Mais comme l’objectif est de recueillir des dons, on demande aux marcheurs de trouver des commandites pour 200$. S’ils dépassent ce montant, leur inscription est gratuite. On s’inscrit en composant le 450.730.0880.

«Bien sûr on accueillera tout le monde à la marche», a souligné son organisateur Guy Cordeau qui s’y est impliqué parce que conscient qu’accompagner une personne qui en souffre est exigeant et difficile. «Le Québec est la région la plus avancée en matière de recherches sur la maladie. Mais beaucoup de gens sont atteints. Et il est bon de pouvoir donner dans la région des conférences sur le sujet, de permettre des rencontres entre aidants pour mieux comprendre la maladie et pour partager entre eux ce qu’ils vivent, pour s’entraider. L’association peut certainement offrir du répit de quelques heures, ce qui est essentiel aux aidants», rajoute-t-il.

Et comme le milieu rural n’est pas différent de l’urbain, il faut se donner les outils pour intervenir aussi. «Souvent», rajoute Rosy Dupré des aidants naturels et «la maladie d’Alzheimer est encore vue comme une maladie honteuse. Les gens ne veulent pas que les autres sachent que des membres de leur famille en souffrent. S’ensuit de l’isolement que nous voulons briser. Car l’aidant qui prend la décision d’accompagner un proche dans cette maladie ne sait certainement pas au départ tous les deuils qu’il devra faire.»

Cette maladie est dévastatrice, note M. Cordeau, ne fait pas nécessairement mourir mais on meurt avec elle, dit-il. Et ça peut être long. Les gens sont atteints de plus en plus jeunes. «Il est important que les aidants identifient bien ce qu’ils vivent et puissent gérer leurs émotions quand elles se disent. J’ai vu la détresse que des aidants peuvent vivre ou les divisions que ces responsabilités nouvelles amènent dans les familles. Et j’ai voulu aider.»

Le but de l’organisme, rappelle-t-il, est de regrouper les familles qui ont un proche atteint, de démystifier la maladie, de reconnaître le malade comme une personne à part entière.

Pour assurer que la marche soit un succès – elle avait attiré l’an dernier à sa première édition, 100 marcheurs – il a confié la présidence d’honneur de l’événement à Jocelyn Potvin, Grand Chevalier du conseil 1132 et porte-parole de la marche. «J’y suis parce que cette marche permet de vivre tous les principes de charité, d’unité et de fraternité que chaque humain recherche partout dans le monde et qui transcende les frontières ou différences ethniques, sociales et religieuses.

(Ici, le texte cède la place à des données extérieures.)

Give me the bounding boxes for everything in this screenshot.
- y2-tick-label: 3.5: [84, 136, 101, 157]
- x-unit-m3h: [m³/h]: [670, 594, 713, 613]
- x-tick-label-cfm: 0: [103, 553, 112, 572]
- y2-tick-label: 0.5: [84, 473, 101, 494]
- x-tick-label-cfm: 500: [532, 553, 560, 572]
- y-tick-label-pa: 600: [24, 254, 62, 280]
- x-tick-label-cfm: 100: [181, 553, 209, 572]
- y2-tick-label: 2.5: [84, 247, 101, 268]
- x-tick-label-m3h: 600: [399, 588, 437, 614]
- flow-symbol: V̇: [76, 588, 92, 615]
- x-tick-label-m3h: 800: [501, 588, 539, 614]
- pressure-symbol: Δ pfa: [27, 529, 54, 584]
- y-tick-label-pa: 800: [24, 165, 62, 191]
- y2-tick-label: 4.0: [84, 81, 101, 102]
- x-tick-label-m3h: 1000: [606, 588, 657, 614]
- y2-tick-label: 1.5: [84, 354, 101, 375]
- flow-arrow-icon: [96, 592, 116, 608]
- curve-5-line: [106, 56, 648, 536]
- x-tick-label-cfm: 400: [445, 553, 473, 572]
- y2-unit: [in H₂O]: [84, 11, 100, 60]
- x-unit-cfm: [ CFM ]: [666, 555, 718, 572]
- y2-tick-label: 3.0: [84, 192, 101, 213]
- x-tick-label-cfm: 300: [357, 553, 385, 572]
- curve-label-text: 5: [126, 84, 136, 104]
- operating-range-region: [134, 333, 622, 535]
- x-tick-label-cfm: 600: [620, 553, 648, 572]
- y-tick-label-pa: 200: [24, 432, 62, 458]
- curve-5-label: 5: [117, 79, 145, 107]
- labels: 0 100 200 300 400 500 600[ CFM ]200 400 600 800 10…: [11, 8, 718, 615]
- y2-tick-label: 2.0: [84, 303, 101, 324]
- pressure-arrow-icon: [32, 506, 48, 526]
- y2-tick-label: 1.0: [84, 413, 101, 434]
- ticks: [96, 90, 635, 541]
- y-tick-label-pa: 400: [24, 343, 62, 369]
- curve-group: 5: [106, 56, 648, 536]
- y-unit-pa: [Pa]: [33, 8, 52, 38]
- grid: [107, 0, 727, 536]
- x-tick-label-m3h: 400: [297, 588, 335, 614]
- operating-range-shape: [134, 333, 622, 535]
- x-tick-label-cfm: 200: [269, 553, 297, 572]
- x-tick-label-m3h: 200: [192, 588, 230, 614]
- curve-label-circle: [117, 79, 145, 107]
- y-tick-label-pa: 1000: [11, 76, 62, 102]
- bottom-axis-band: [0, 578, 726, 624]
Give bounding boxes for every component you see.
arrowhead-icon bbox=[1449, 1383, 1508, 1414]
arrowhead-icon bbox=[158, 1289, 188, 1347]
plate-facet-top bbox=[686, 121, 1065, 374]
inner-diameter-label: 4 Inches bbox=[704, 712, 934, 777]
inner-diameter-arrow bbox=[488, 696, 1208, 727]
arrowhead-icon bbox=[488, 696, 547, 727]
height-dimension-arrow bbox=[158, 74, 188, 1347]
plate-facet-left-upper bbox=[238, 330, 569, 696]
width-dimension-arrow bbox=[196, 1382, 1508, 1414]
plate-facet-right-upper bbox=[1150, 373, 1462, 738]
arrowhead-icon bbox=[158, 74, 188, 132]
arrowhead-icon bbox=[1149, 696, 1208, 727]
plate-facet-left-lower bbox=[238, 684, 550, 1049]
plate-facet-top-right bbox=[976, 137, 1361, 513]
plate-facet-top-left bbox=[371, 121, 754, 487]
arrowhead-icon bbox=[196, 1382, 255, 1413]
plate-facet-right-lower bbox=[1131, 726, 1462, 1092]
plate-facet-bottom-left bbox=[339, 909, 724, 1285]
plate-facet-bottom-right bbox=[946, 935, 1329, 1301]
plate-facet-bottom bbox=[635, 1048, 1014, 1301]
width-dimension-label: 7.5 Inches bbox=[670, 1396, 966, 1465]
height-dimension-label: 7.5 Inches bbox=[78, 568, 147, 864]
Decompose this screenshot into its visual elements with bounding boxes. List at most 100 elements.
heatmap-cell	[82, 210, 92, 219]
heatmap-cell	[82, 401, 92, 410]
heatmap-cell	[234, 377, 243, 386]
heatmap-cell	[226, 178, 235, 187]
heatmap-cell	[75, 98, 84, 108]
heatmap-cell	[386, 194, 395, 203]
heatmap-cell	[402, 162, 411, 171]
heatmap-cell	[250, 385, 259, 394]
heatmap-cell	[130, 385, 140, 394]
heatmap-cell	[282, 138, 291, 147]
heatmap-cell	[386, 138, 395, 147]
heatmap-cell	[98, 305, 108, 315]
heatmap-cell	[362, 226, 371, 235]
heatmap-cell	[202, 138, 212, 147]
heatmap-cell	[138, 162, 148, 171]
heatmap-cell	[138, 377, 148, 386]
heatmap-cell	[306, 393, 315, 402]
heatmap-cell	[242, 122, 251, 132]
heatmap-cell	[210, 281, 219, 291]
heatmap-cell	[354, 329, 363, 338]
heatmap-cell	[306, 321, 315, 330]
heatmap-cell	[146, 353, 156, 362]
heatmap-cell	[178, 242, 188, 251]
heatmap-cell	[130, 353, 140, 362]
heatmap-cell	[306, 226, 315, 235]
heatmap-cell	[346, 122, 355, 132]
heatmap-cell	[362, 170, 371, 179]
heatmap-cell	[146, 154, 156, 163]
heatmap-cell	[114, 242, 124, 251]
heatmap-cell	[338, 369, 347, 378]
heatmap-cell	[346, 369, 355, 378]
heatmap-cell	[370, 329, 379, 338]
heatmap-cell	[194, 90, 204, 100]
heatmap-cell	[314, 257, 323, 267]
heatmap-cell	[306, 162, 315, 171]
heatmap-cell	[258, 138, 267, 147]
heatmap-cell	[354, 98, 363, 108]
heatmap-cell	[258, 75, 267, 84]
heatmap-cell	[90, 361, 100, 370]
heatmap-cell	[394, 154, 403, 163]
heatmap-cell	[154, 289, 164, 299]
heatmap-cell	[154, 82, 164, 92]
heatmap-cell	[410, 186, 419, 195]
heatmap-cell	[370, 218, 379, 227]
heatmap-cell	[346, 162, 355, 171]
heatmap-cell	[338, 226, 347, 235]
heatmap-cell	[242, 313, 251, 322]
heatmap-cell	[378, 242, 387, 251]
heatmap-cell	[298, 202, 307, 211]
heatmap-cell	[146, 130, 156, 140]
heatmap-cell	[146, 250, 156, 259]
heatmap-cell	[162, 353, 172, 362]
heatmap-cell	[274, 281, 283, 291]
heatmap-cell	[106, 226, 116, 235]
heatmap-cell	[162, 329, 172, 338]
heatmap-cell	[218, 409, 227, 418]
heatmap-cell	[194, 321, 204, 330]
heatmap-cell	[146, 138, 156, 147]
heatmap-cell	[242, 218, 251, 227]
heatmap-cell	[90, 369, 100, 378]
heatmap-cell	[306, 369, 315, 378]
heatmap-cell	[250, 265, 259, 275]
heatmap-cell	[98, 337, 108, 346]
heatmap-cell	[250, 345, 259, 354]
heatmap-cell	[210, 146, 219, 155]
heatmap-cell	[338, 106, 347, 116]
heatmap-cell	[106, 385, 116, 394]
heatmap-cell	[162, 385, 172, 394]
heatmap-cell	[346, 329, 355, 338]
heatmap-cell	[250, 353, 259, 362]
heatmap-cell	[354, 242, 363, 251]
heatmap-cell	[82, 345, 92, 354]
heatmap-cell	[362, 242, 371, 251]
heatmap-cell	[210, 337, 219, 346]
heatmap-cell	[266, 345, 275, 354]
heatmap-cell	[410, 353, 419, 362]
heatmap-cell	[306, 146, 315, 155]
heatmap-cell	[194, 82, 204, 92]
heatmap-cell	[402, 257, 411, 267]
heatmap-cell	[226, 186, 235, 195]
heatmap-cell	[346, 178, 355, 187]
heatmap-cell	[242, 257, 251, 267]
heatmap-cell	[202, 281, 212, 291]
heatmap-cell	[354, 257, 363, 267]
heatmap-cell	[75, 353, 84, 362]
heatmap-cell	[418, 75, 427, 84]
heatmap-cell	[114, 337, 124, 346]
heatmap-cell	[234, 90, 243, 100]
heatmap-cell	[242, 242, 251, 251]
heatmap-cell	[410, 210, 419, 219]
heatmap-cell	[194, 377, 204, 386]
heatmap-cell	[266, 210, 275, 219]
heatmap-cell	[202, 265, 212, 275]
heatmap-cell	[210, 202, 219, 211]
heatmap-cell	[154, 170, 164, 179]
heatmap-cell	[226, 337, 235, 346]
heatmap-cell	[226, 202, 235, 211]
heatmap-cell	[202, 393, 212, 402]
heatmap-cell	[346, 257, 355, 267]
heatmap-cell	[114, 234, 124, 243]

Nous serons présents et nombreux pour en faire un succès», promet-il.

Un trajet accessible

Le trajet est accessible à tous. Les marcheurs partiront du centre Desranleau à 10 heures, pour emprunter la rue Charlotte jusqu’au boulevard Fiset. Sur Hôtel-Dieu, ils descendront vers Roi, tourneront vers le marché, coin Augusta où on distribuera de l’eau, du lait et du chocolat. Après une halte, ils reprendront la route sur Augusta vers Prince. Ils emprunteront ensuite la rue George jusqu'à la ruelle St-Pierre où aura lieu une envolée de ballons. Le tout devrait prendre deux heures. Elle a lieu beau temps, mauvais temps.

Pour amasser encore plus d’argent, le groupe organise le tirage d’une toile de l’artiste Maxime Lafond. Les billets coûtent 5$.

La marche et les dons permettront notamment de créer des outils d’information pour rejoindre plus de gens sur le territoire, présenter plus de conférences sur le sujet, d’avoir une maison de répit pour les familles dont un membre souffre de la maladie et de répondre aux besoins tant des familles que des malades, a dit Mme Dupré dont les membres de l’Association des aidants naturels dispensent présence et soins à des proches souffrant d’Alzheimer. «Nous vivons dans un petite région qui compte beaucoup de personnes âgées qui, souvent vivent seules. Des femmes qui n’ont pas de moyens de transport. Il faut donc penser plus que jamais à s’entraider entre adultes. Et heureusement il y a ici des organismes qui sont en mesure d’apporter de bons supports, de l’entraide», a conclu Mme Dupré.